Sudati per la salita iniziale, abbiamo gioito e goduto in silenzio nel cambio di pendenza di quel tratturo poco battuto che senza parlarci abbiamo deciso di imboccare. Scendiamo verso il fondovalle, su pietre malferme, con il peso del corpo a monte e i piedi di traverso. Scendiamo come mille volte avevamo fatto da bambini, ognuno per conto suo, ricordandoci come si faceva e sorridendo di quella improvvisa necessità che ci sbatteva indietro negli anni e lontano nei chilometri. Io vado avanti e mi atteggio ad uomo. Tu un passo indietro, mai di più. Ogni tanto mi volto e mi meraviglio della tua presa sicura sul terreno e allora cerco le traiettorie più efficaci, non quelle più facili, come converrebbe, mentre tu mi stupisci ogni volta con un percorso diverso dal mio, più naturale, più creativo, più bello. Scendiamo di fianco e uguali all’acqua piovana che solca il terreno argilloso dopo le lunghe piogge dei giorni scorsi. L’acqua ti assomiglia. Tu sei più acqua di me, e si vede. Scendiamo allora leggeri e incuranti per congiungerci e mischiarci ad altra acqua. Scendiamo verso l’acqua per scambiare i racconti del tragitto percorso con altro liquido che viene chissà da dove, di là, oltre il monte.

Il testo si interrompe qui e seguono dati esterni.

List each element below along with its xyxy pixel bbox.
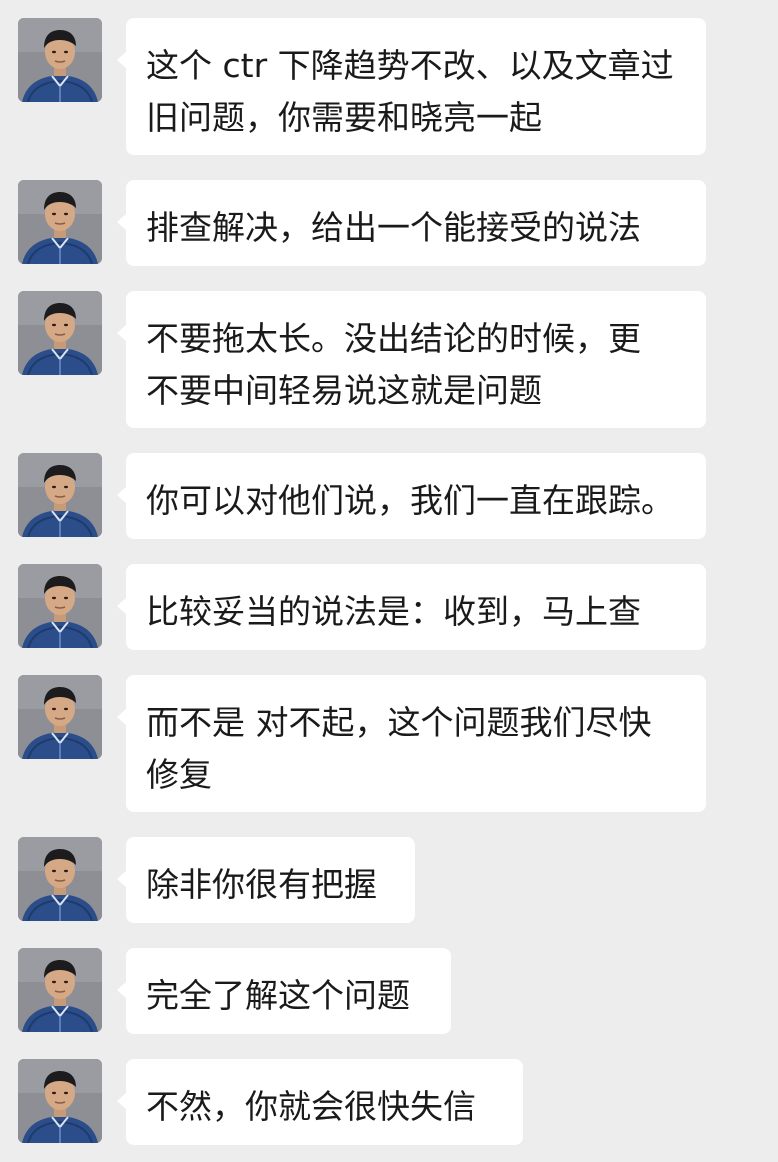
person-avatar-icon xyxy=(18,291,102,375)
message-row: 不要拖太长。没出结论的时候，更 不要中间轻易说这就是问题 xyxy=(0,291,778,428)
person-avatar-icon xyxy=(18,18,102,102)
message-bubble[interactable]: 而不是 对不起，这个问题我们尽快 修复 xyxy=(117,675,706,812)
message-row: 你可以对他们说，我们一直在跟踪。 xyxy=(0,453,778,539)
message-bubble[interactable]: 这个 ctr 下降趋势不改、以及文章过 旧问题，你需要和晓亮一起 xyxy=(117,18,706,155)
chat-message-list[interactable]: 这个 ctr 下降趋势不改、以及文章过 旧问题，你需要和晓亮一起 排查解决，给出… xyxy=(0,0,778,1162)
message-row: 这个 ctr 下降趋势不改、以及文章过 旧问题，你需要和晓亮一起 xyxy=(0,18,778,155)
sender-avatar[interactable] xyxy=(18,180,102,264)
message-row: 不然，你就会很快失信 xyxy=(0,1059,778,1145)
person-avatar-icon xyxy=(18,1059,102,1143)
message-row: 排查解决，给出一个能接受的说法 xyxy=(0,180,778,266)
person-avatar-icon xyxy=(18,837,102,921)
message-row: 除非你很有把握 xyxy=(0,837,778,923)
message-row: 完全了解这个问题 xyxy=(0,948,778,1034)
sender-avatar[interactable] xyxy=(18,1059,102,1143)
sender-avatar[interactable] xyxy=(18,675,102,759)
person-avatar-icon xyxy=(18,948,102,1032)
sender-avatar[interactable] xyxy=(18,837,102,921)
message-bubble[interactable]: 你可以对他们说，我们一直在跟踪。 xyxy=(117,453,706,539)
person-avatar-icon xyxy=(18,453,102,537)
message-bubble[interactable]: 排查解决，给出一个能接受的说法 xyxy=(117,180,706,266)
sender-avatar[interactable] xyxy=(18,291,102,375)
person-avatar-icon xyxy=(18,180,102,264)
sender-avatar[interactable] xyxy=(18,564,102,648)
message-bubble[interactable]: 除非你很有把握 xyxy=(117,837,415,923)
message-bubble[interactable]: 比较妥当的说法是：收到，马上查 xyxy=(117,564,706,650)
message-bubble[interactable]: 完全了解这个问题 xyxy=(117,948,451,1034)
message-bubble[interactable]: 不然，你就会很快失信 xyxy=(117,1059,523,1145)
message-row: 比较妥当的说法是：收到，马上查 xyxy=(0,564,778,650)
person-avatar-icon xyxy=(18,564,102,648)
sender-avatar[interactable] xyxy=(18,18,102,102)
person-avatar-icon xyxy=(18,675,102,759)
message-row: 而不是 对不起，这个问题我们尽快 修复 xyxy=(0,675,778,812)
sender-avatar[interactable] xyxy=(18,453,102,537)
sender-avatar[interactable] xyxy=(18,948,102,1032)
message-bubble[interactable]: 不要拖太长。没出结论的时候，更 不要中间轻易说这就是问题 xyxy=(117,291,706,428)
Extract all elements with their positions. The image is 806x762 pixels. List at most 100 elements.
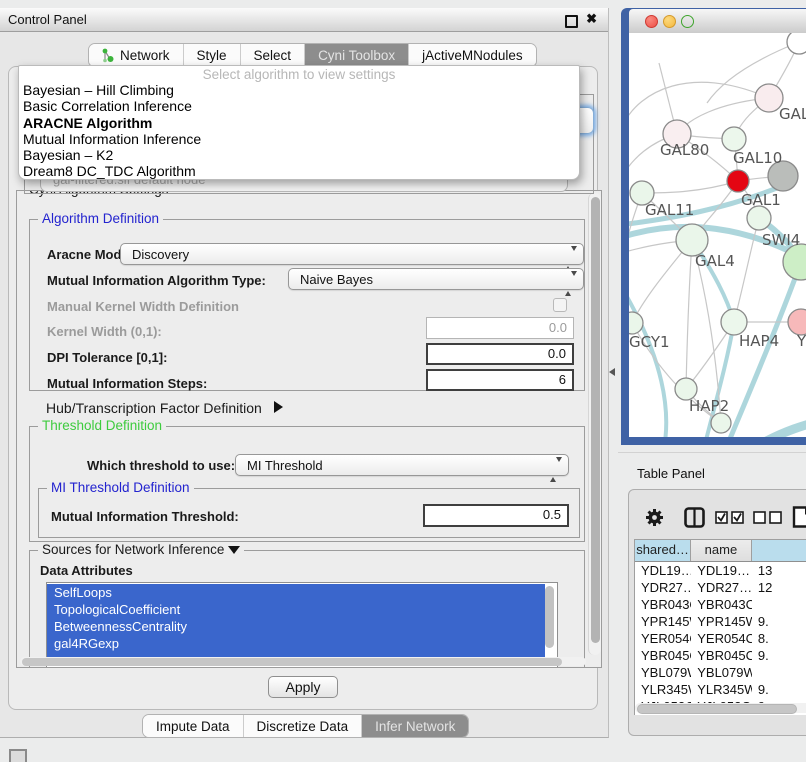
close-light[interactable] xyxy=(645,15,658,28)
collapse-down-icon[interactable] xyxy=(228,546,240,554)
table-row[interactable]: YBR043CYBR043C xyxy=(635,596,806,613)
algorithm-definition-title: Algorithm Definition xyxy=(38,211,163,226)
split-columns-icon[interactable] xyxy=(684,507,705,528)
control-panel-titlebar[interactable]: Control Panel ✖ xyxy=(0,8,608,32)
settings-hscrollbar[interactable] xyxy=(20,657,586,666)
column-header-shared-[interactable]: shared… xyxy=(635,540,691,561)
node-attribute-table: shared…name YDL19…YDL19…13YDR27…YDR27…12… xyxy=(634,539,806,715)
table-row[interactable]: YER054CYER054C8. xyxy=(635,630,806,647)
attribute-gal4rgexp[interactable]: gal4RGexp xyxy=(47,635,545,652)
table-cell: YBR045C xyxy=(691,647,752,664)
tab-infer-network[interactable]: Infer Network xyxy=(362,715,468,737)
tab-network[interactable]: Network xyxy=(89,44,184,66)
algorithm-dropdown-popup: Select algorithm to view settings Bayesi… xyxy=(18,65,580,180)
dpi-tolerance-field[interactable]: 0.0 xyxy=(426,343,574,365)
settings-vscrollbar-thumb[interactable] xyxy=(591,197,600,643)
node-label-gal10: GAL10 xyxy=(733,149,782,167)
table-cell: YBR045C xyxy=(635,647,691,664)
network-window-titlebar[interactable] xyxy=(629,9,806,34)
attribute-topologicalcoefficient[interactable]: TopologicalCoefficient xyxy=(47,601,545,618)
table-row[interactable]: YPR145WYPR145W9. xyxy=(635,613,806,630)
table-row[interactable]: YDL19…YDL19…13 xyxy=(635,562,806,579)
network-node-gcy1[interactable] xyxy=(629,312,643,334)
table-cell: 8. xyxy=(752,630,806,647)
table-cell: 9. xyxy=(752,647,806,664)
table-cell: YER054C xyxy=(635,630,691,647)
combo-arrows-icon xyxy=(550,459,562,480)
close-icon[interactable]: ✖ xyxy=(586,11,597,27)
tab-impute-data[interactable]: Impute Data xyxy=(143,715,244,737)
mi-type-combo[interactable]: Naive Bayes xyxy=(288,268,584,290)
tab-jactivemnodules[interactable]: jActiveMNodules xyxy=(409,44,536,66)
table-hscrollbar[interactable] xyxy=(635,703,806,713)
mi-threshold-group-title: MI Threshold Definition xyxy=(47,480,194,495)
which-threshold-combo[interactable]: MI Threshold xyxy=(235,454,569,476)
tab-cyni-toolbox[interactable]: Cyni Toolbox xyxy=(305,44,409,66)
minimize-light[interactable] xyxy=(663,15,676,28)
algorithm-popup-list: Bayesian – Hill ClimbingBasic Correlatio… xyxy=(19,82,579,180)
node-label-hap4: HAP4 xyxy=(739,332,779,350)
network-node-gal10[interactable] xyxy=(722,127,746,151)
gear-icon[interactable] xyxy=(645,508,664,527)
table-panel: shared…name YDL19…YDL19…13YDR27…YDR27…12… xyxy=(628,489,806,736)
apply-button[interactable]: Apply xyxy=(268,676,338,698)
mi-steps-label: Mutual Information Steps: xyxy=(47,376,207,391)
table-cell: 13 xyxy=(752,562,806,579)
document-icon[interactable] xyxy=(792,506,806,528)
table-row[interactable]: YBL079WYBL079W xyxy=(635,664,806,681)
table-cell: 12 xyxy=(752,579,806,596)
mi-steps-field[interactable]: 6 xyxy=(426,369,574,391)
network-tab-icon xyxy=(102,48,114,63)
table-cell: 9. xyxy=(752,613,806,630)
settings-vscrollbar[interactable] xyxy=(588,193,601,655)
data-attributes-list[interactable]: SelfLoopsTopologicalCoefficientBetweenne… xyxy=(46,582,558,668)
unchecked-pair-icon[interactable] xyxy=(753,511,783,524)
network-view-window[interactable]: GALGAL80GAL10GAL1GAL11SWI4GAL4GCY1HAP4YH… xyxy=(621,8,806,445)
attributes-scrollbar-thumb[interactable] xyxy=(545,586,554,648)
mi-threshold-field[interactable]: 0.5 xyxy=(423,504,569,527)
sources-group-title[interactable]: Sources for Network Inference xyxy=(38,542,244,557)
algorithm-option-mutual-information-inference[interactable]: Mutual Information Inference xyxy=(19,131,579,147)
control-panel-tabbar: Network Style SelectCyni ToolboxjActiveMNo… xyxy=(88,43,537,67)
table-cell: YER054C xyxy=(691,630,752,647)
tab-label: Discretize Data xyxy=(257,719,349,734)
network-canvas[interactable]: GALGAL80GAL10GAL1GAL11SWI4GAL4GCY1HAP4YH… xyxy=(629,33,806,437)
network-node[interactable] xyxy=(787,33,806,54)
network-node-swi4[interactable] xyxy=(747,206,771,230)
mi-type-label: Mutual Information Algorithm Type: xyxy=(47,273,266,288)
table-row[interactable]: YBR045CYBR045C9. xyxy=(635,647,806,664)
checked-pair-icon[interactable] xyxy=(715,511,745,524)
expand-right-icon[interactable] xyxy=(274,401,283,413)
manual-kernel-checkbox[interactable] xyxy=(553,298,567,312)
hub-definition-expander[interactable]: Hub/Transcription Factor Definition xyxy=(46,400,283,418)
tab-label: Style xyxy=(197,48,227,63)
settings-hscrollbar-thumb[interactable] xyxy=(22,658,562,666)
algorithm-option-bayesian-k2[interactable]: Bayesian – K2 xyxy=(19,147,579,163)
node-label-gcy1: GCY1 xyxy=(629,333,670,351)
algorithm-option-dream8-dc-tdc-algorithm[interactable]: Dream8 DC_TDC Algorithm xyxy=(19,163,579,179)
splitter-collapse-icon[interactable] xyxy=(609,368,615,376)
column-header-name[interactable]: name xyxy=(691,540,752,561)
tab-select[interactable]: Select xyxy=(241,44,306,66)
table-hscrollbar-thumb[interactable] xyxy=(637,704,797,714)
table-cell: YDL19… xyxy=(691,562,752,579)
attribute-selfloops[interactable]: SelfLoops xyxy=(47,584,545,601)
which-threshold-value: MI Threshold xyxy=(247,458,323,473)
float-window-icon[interactable] xyxy=(565,15,578,28)
zoom-light[interactable] xyxy=(681,15,694,28)
algorithm-option-basic-correlation-inference[interactable]: Basic Correlation Inference xyxy=(19,98,579,114)
tab-style[interactable]: Style xyxy=(184,44,241,66)
threshold-definition-title: Threshold Definition xyxy=(38,418,166,433)
table-row[interactable]: YDR27…YDR27…12 xyxy=(635,579,806,596)
attribute-betweennesscentrality[interactable]: BetweennessCentrality xyxy=(47,618,545,635)
algorithm-option-bayesian-hill-climbing[interactable]: Bayesian – Hill Climbing xyxy=(19,82,579,98)
minimized-panel-icon[interactable] xyxy=(9,749,27,762)
aracne-mode-combo[interactable]: Discovery xyxy=(120,243,584,265)
kernel-width-field[interactable]: 0.0 xyxy=(426,317,574,339)
algorithm-option-aracne-algorithm[interactable]: ARACNE Algorithm xyxy=(19,115,579,131)
network-node-gal1[interactable] xyxy=(727,170,749,192)
table-row[interactable]: YLR345WYLR345W9. xyxy=(635,681,806,698)
network-node[interactable] xyxy=(711,413,731,433)
column-header-2[interactable] xyxy=(752,540,806,561)
tab-discretize-data[interactable]: Discretize Data xyxy=(244,715,363,737)
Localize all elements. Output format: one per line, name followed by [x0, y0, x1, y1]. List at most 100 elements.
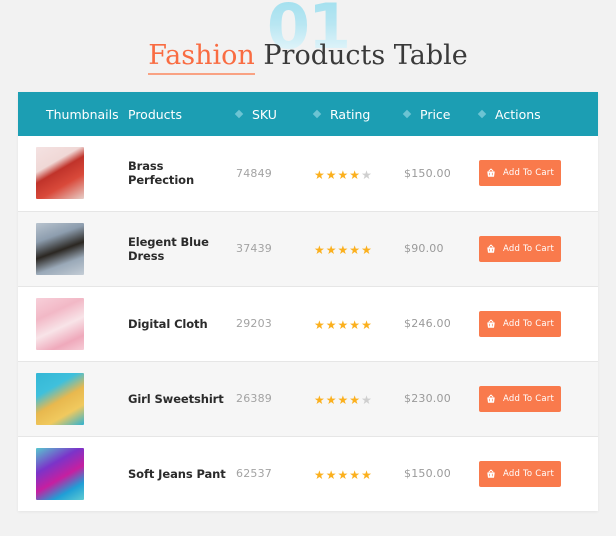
- cell-thumbnail: [18, 211, 128, 286]
- star-icon: ★: [349, 393, 361, 407]
- cell-actions: Add To Cart: [479, 211, 598, 286]
- cell-product-name: Soft Jeans Pant: [128, 466, 226, 481]
- cell-rating: ★ ★ ★ ★ ★: [314, 361, 404, 436]
- column-header-thumbnails-label: Thumbnails: [46, 106, 119, 122]
- add-to-cart-label: Add To Cart: [503, 468, 554, 479]
- cell-thumbnail: [18, 286, 128, 361]
- rating-stars: ★ ★ ★ ★ ★: [314, 394, 372, 406]
- table-row: Soft Jeans Pant 62537 ★ ★ ★ ★ ★ $150.00 Add To C…: [18, 436, 598, 511]
- rating-stars: ★ ★ ★ ★ ★: [314, 169, 372, 181]
- column-header-thumbnails: Thumbnails: [18, 92, 128, 136]
- star-icon: ★: [349, 167, 361, 182]
- table-row: Elegent Blue Dress 37439 ★ ★ ★ ★ ★ $90.00 Add To…: [18, 211, 598, 286]
- star-icon: ★: [361, 468, 372, 483]
- add-to-cart-label: Add To Cart: [503, 318, 554, 329]
- star-icon: ★: [314, 167, 325, 182]
- column-header-sku[interactable]: SKU: [234, 92, 314, 136]
- add-to-cart-button[interactable]: Add To Cart: [479, 235, 561, 262]
- star-icon: ★: [325, 468, 337, 483]
- column-header-products: Products: [128, 92, 236, 136]
- rating-stars: ★ ★ ★ ★ ★: [314, 244, 372, 256]
- product-thumbnail: [36, 222, 84, 275]
- star-icon: ★: [337, 243, 349, 257]
- column-header-actions-label: Actions: [495, 106, 541, 122]
- cell-price: $150.00: [404, 166, 451, 180]
- cell-thumbnail: [18, 136, 128, 211]
- cell-product-name: Elegent Blue Dress: [128, 234, 209, 263]
- cell-price: $230.00: [404, 392, 451, 405]
- product-thumbnail: [36, 147, 84, 200]
- cell-thumbnail: [18, 436, 128, 511]
- add-to-cart-label: Add To Cart: [503, 243, 554, 254]
- cell-sku: 37439: [236, 242, 272, 255]
- table-row: Brass Perfection 74849 ★ ★ ★ ★ ★ $150.00 Add To …: [18, 136, 598, 211]
- add-to-cart-label: Add To Cart: [503, 168, 554, 179]
- add-to-cart-button[interactable]: Add To Cart: [479, 160, 561, 187]
- table-row: Digital Cloth 29203 ★ ★ ★ ★ ★ $246.00 Add To Car…: [18, 286, 598, 361]
- star-icon: ★: [361, 318, 372, 332]
- cell-actions: Add To Cart: [479, 136, 598, 211]
- star-icon: ★: [314, 318, 325, 332]
- column-header-price[interactable]: Price: [402, 92, 479, 136]
- diamond-sort-icon[interactable]: [402, 109, 412, 119]
- column-header-actions[interactable]: Actions: [477, 92, 598, 136]
- cell-product-name: Digital Cloth: [128, 316, 208, 331]
- cell-product-name: Brass Perfection: [128, 159, 195, 188]
- diamond-sort-icon[interactable]: [477, 109, 487, 119]
- star-icon: ★: [337, 318, 349, 332]
- card-bottom-spacer: [0, 511, 616, 535]
- star-icon: ★: [325, 393, 337, 407]
- column-header-rating-label: Rating: [330, 106, 371, 122]
- cell-sku: 26389: [236, 392, 272, 405]
- star-icon: ★: [314, 243, 325, 257]
- star-icon: ★: [361, 393, 372, 407]
- cell-price: $90.00: [404, 242, 444, 255]
- shopping-basket-icon: [487, 319, 495, 328]
- table-header: Thumbnails Products SKU Rating Price Act…: [18, 92, 598, 136]
- cell-rating: ★ ★ ★ ★ ★: [314, 436, 404, 511]
- star-icon: ★: [349, 243, 361, 257]
- diamond-sort-icon[interactable]: [312, 109, 322, 119]
- table-body: Brass Perfection 74849 ★ ★ ★ ★ ★ $150.00 Add To …: [18, 136, 598, 511]
- add-to-cart-label: Add To Cart: [503, 393, 554, 404]
- shopping-basket-icon: [487, 168, 495, 177]
- page-header: 01 Fashion Products Table: [0, 0, 616, 92]
- column-header-price-label: Price: [420, 106, 451, 122]
- cell-rating: ★ ★ ★ ★ ★: [314, 211, 404, 286]
- star-icon: ★: [325, 318, 337, 332]
- cell-sku: 74849: [236, 166, 272, 180]
- cell-sku: 62537: [236, 467, 272, 481]
- star-icon: ★: [337, 468, 349, 483]
- rating-stars: ★ ★ ★ ★ ★: [314, 319, 372, 331]
- product-thumbnail: [36, 297, 84, 350]
- rating-stars: ★ ★ ★ ★ ★: [314, 469, 372, 481]
- table-header-row: Thumbnails Products SKU Rating Price Act…: [18, 92, 598, 136]
- add-to-cart-button[interactable]: Add To Cart: [479, 460, 561, 487]
- star-icon: ★: [349, 468, 361, 483]
- page-title-rest: Products Table: [254, 40, 468, 71]
- cell-actions: Add To Cart: [479, 361, 598, 436]
- products-table-card: Thumbnails Products SKU Rating Price Act…: [18, 92, 598, 511]
- star-icon: ★: [325, 243, 337, 257]
- product-thumbnail: [36, 372, 84, 425]
- cell-sku: 29203: [236, 317, 272, 330]
- page-title: Fashion Products Table: [0, 40, 616, 75]
- shopping-basket-icon: [487, 244, 495, 253]
- cell-product-name: Girl Sweetshirt: [128, 391, 224, 406]
- add-to-cart-button[interactable]: Add To Cart: [479, 310, 561, 337]
- star-icon: ★: [314, 393, 325, 407]
- star-icon: ★: [361, 167, 372, 182]
- table-row: Girl Sweetshirt 26389 ★ ★ ★ ★ ★ $230.00 Add To C…: [18, 361, 598, 436]
- star-icon: ★: [361, 243, 372, 257]
- shopping-basket-icon: [487, 469, 495, 478]
- add-to-cart-button[interactable]: Add To Cart: [479, 385, 561, 412]
- star-icon: ★: [325, 167, 337, 182]
- star-icon: ★: [349, 318, 361, 332]
- cell-rating: ★ ★ ★ ★ ★: [314, 136, 404, 211]
- product-thumbnail: [36, 447, 84, 500]
- star-icon: ★: [337, 167, 349, 182]
- cell-actions: Add To Cart: [479, 286, 598, 361]
- diamond-sort-icon[interactable]: [234, 109, 244, 119]
- cell-thumbnail: [18, 361, 128, 436]
- column-header-rating[interactable]: Rating: [312, 92, 404, 136]
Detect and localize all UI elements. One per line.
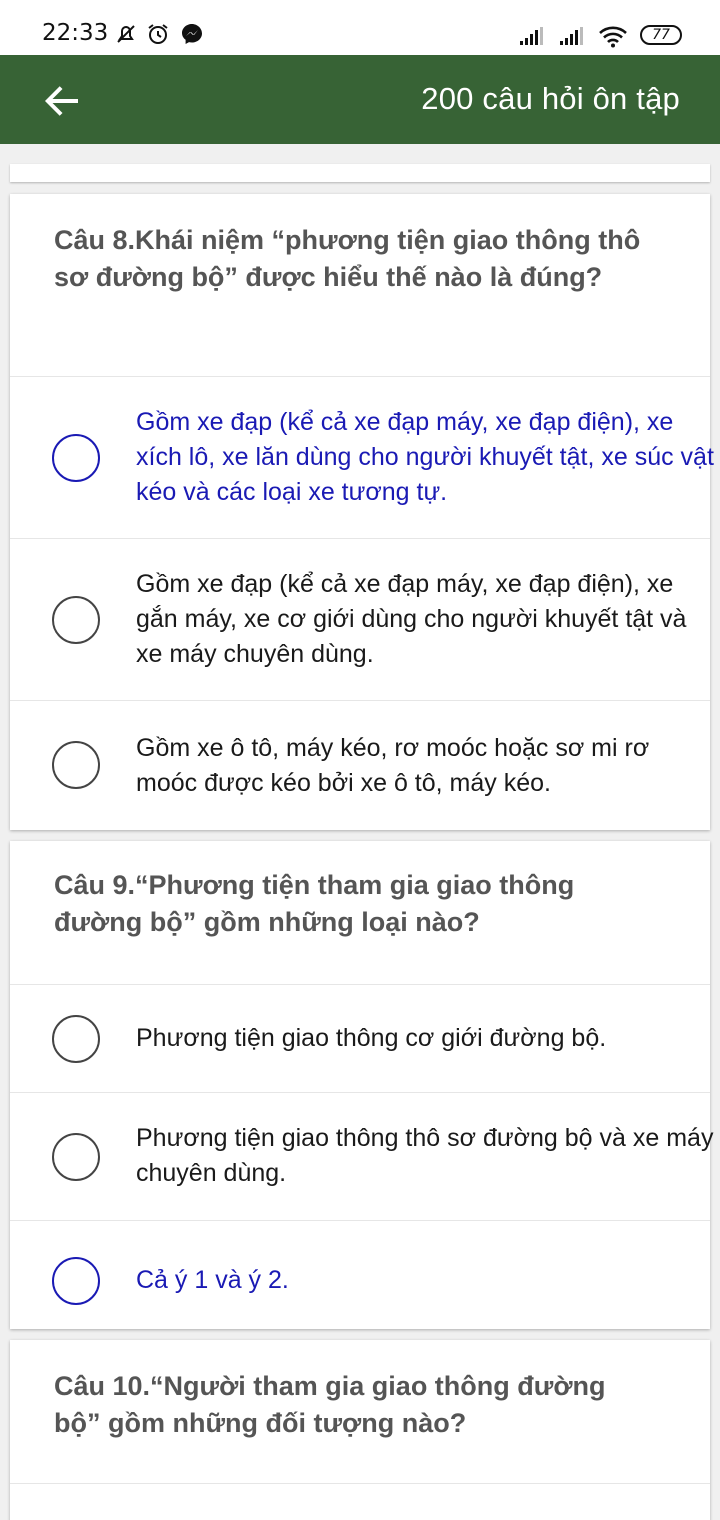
answer-text: Gồm xe đạp (kể cả xe đạp máy, xe đạp điệ… [136,408,714,506]
back-arrow-icon[interactable] [38,77,86,125]
question-text: Câu 10.“Người tham gia giao thông đường … [54,1371,606,1438]
answer-text: Phương tiện giao thông thô sơ đường bộ v… [136,1124,714,1187]
page-title: 200 câu hỏi ôn tập [421,81,680,116]
question-text: Câu 8.Khái niệm “phương tiện giao thông … [54,225,641,292]
previous-question-card [10,164,710,182]
wifi-icon [599,26,627,48]
answer-option[interactable]: Gồm xe đạp (kể cả xe đạp máy, xe đạp điệ… [10,377,714,538]
question-text: Câu 9.“Phương tiện tham gia giao thông đ… [54,870,575,937]
signal-icon [560,27,583,45]
radio-button[interactable] [52,1257,100,1305]
question-card: Câu 8.Khái niệm “phương tiện giao thông … [10,194,714,830]
answer-option[interactable]: Phương tiện giao thông cơ giới đường bộ. [10,985,710,1092]
app-bar: 200 câu hỏi ôn tập [0,55,720,144]
status-time: 22:33 [42,20,109,46]
status-bar: 22:33 77 [0,0,720,55]
radio-button[interactable] [52,741,100,789]
answer-text: Cả ý 1 và ý 2. [136,1266,289,1294]
question-list: Câu 8.Khái niệm “phương tiện giao thông … [0,144,720,1520]
alarm-icon [148,24,168,44]
answer-text: Phương tiện giao thông cơ giới đường bộ. [136,1024,607,1052]
answer-text: Gồm xe ô tô, máy kéo, rơ moóc hoặc sơ mi… [136,734,650,797]
answer-option[interactable]: Gồm xe đạp (kể cả xe đạp máy, xe đạp điệ… [10,539,710,700]
mute-icon [117,25,135,43]
signal-icon [520,27,543,45]
radio-button[interactable] [52,1133,100,1181]
radio-button[interactable] [52,434,100,482]
question-card: Câu 10.“Người tham gia giao thông đường … [10,1340,710,1520]
divider [10,1483,710,1484]
messenger-icon [182,24,202,44]
answer-option[interactable]: Gồm xe ô tô, máy kéo, rơ moóc hoặc sơ mi… [10,701,710,830]
answer-option[interactable]: Phương tiện giao thông thô sơ đường bộ v… [10,1093,713,1220]
battery-icon: 77 [640,25,682,45]
answer-text: Gồm xe đạp (kể cả xe đạp máy, xe đạp điệ… [136,570,687,668]
radio-button[interactable] [52,1015,100,1063]
radio-button[interactable] [52,596,100,644]
answer-option[interactable]: Cả ý 1 và ý 2. [10,1221,710,1329]
question-card: Câu 9.“Phương tiện tham gia giao thông đ… [10,841,713,1329]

Arrivati in basso, al rivolo che spezza in due l’aria della vallata, ti sei chinata e bagnata la fronte calda e i capelli neri. Ti sei messa a parlare con l’acqua, mi dicevo. Poi, d’un tratto, sotto il mio sguardo incredulo, ti sei versata nella corrente e sei andata via e a nulla è valso chiamarti e cercarti con gli occhi, acqua diversa nel fiume uguale. Sei acqua e io lo sapevo. Sei scivolata via verso il mare lontano e io con le scarpe incollate a terra, pesante, sono rimasto lì. Tu sei acqua e io lo sapevo. Avrei dovuto tenerti, quando potevo, in una vasca o tra le mani o in bocca e poi avrei dovuto berti, per tenerti, ma non avevo sete, avevo altro per la testa. Sto qui ancora qualche istante, sulla roccia levigata, a guardare il ruscello, nella speranza che ripassi quell’acqua che ti somiglia. Poi, ancora un po’, e vado via.